Petronille Vaweka, a tireless peace activist from eastern DR Congo who’s now up for a prestigious award, recalls tense exchanges with militiamen, and the horrors of war in her native Ituri province.
The 75-year-old has spent decades pushing for peace in Ituri, a gold-rich province where brutal violence between the Hema and Lendu communities has raged on-and-off since 1999.
Born in 1948, in Ituri’s capital Bunia, Vaweka first worked for the NGO Oxfam and then launched the organisation, Foundation for Lasting Peace, which advocated a ceasefire.
Vaweka negotiated with “militia leaders to secure access to humanitarians coming to the aid of displaced people” in this role, she told AFP in an interview, in an atmosphere of “intense hostility and suspicion”.
At one point, the conflict reached Bunia itself, and militants raped women and decapitated people.
“People were walking around the city carrying heads. It was horror,” Vaweka said, adding that she had hidden both Hema and Lendu people in her home during the period.

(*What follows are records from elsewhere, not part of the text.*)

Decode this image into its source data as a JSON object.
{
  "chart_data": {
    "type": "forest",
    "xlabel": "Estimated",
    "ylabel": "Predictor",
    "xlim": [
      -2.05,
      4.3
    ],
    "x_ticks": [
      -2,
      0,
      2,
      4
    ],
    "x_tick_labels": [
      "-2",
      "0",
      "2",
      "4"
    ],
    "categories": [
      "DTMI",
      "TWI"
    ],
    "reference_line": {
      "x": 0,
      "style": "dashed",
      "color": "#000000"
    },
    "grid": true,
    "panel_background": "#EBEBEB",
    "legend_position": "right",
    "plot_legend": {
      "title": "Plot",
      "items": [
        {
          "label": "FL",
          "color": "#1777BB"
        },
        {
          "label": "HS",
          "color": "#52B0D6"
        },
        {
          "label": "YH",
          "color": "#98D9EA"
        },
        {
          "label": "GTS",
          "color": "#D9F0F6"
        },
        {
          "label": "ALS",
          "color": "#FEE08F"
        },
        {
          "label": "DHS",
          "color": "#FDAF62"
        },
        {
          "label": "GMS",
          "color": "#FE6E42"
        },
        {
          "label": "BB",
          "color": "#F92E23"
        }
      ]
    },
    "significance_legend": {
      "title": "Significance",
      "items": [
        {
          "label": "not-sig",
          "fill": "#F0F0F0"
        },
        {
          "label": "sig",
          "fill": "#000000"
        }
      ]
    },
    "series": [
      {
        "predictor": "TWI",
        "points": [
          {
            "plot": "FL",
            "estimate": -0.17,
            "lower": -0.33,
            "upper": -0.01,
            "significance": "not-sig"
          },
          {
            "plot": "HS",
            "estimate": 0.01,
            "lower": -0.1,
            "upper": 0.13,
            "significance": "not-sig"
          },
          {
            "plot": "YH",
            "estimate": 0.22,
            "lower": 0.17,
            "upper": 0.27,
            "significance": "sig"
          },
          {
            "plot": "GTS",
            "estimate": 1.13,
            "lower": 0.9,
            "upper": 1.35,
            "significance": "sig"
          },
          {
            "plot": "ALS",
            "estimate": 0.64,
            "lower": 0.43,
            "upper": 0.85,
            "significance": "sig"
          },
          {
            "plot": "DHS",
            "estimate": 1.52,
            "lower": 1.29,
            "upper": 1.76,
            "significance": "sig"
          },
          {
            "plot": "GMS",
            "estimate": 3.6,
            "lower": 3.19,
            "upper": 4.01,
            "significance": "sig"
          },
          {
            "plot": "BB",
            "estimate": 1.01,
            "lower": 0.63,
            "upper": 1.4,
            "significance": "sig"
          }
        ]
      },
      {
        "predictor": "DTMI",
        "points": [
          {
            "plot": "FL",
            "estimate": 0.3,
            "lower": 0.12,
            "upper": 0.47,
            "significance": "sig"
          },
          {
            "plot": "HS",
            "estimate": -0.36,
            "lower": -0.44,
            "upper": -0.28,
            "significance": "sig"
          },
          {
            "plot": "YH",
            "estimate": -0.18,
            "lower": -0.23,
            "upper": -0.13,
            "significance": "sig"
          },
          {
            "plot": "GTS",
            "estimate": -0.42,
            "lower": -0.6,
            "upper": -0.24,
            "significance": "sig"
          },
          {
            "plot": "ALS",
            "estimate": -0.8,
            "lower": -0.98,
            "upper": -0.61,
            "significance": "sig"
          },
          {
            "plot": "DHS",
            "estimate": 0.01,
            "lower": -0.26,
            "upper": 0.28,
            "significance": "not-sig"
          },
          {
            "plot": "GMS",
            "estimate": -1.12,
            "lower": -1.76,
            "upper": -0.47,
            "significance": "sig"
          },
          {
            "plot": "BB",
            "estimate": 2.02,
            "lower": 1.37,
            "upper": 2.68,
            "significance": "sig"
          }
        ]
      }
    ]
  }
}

In 2003, the peace activist was elected president of Ituri’s special interim assembly, an institution designed to get the militants talking to each other, instead of killing.
Vaweka’s role was to “direct discussions, to calm emotions,” she said.
But she was in position only three days when Ugandan troops — who had allied themselves with local militias and occupied Ituri — kidnapped her and threatened to kill her if she didn’t step down.
“Since when should a woman have such a big responsibility?” one of the soldiers reportedly asked her.
Vaweka was released the same day after refusing to resign.
The activist is one of four finalists for the Women Building Peace Award, organised by the United States Institute of Peace, a federal institution focused on conflict resolution. The winner is due to be announced on Friday.
‘Sitting on a volcano’
In April 2004, Vaweka was nominated as district commissioner for Ituri, a position equivalent to that of a provincial governor today.
“My mission was to stop the war,” she said. “It’s true, the armed groups are murderers, but each time they made a promise, they kept it”.
After four years and the intervention of a European military force, peace and state authority was restored in the province.
“It wasn’t easy, but we managed it,” Vaweka said, highlighting that some warlords were brought before the International Criminal Court in The Hague.
But the conflict began to surge again in 2017 and has continued since.
“There was no proper follow-up. People forgot that they were sitting on a volcano,” she said.
Militias have plagued much of eastern Democratic Republic of Congo for years, a legacy of regional wars that flared in the 1990s and 2000s.
Vaweka has lived in the capital Kinshasa since 2008, where she runs a peace organisation as well as a farm.
“I belong to civil society, and as such I retain my freedom,” she said, explaining that she put little trust in politicians.
The DRC is scheduled to hold presidential and parliamentary elections on December 20. But Vaweka is unsure who she will vote for.
She continues to crisscross central Africa’s Great Lakes region, meeting representatives of armed groups.
Vaweka said that if she wins the prize, it will be a “gift for the DRC” — and all the people in the grassroots who are fighting to change the country.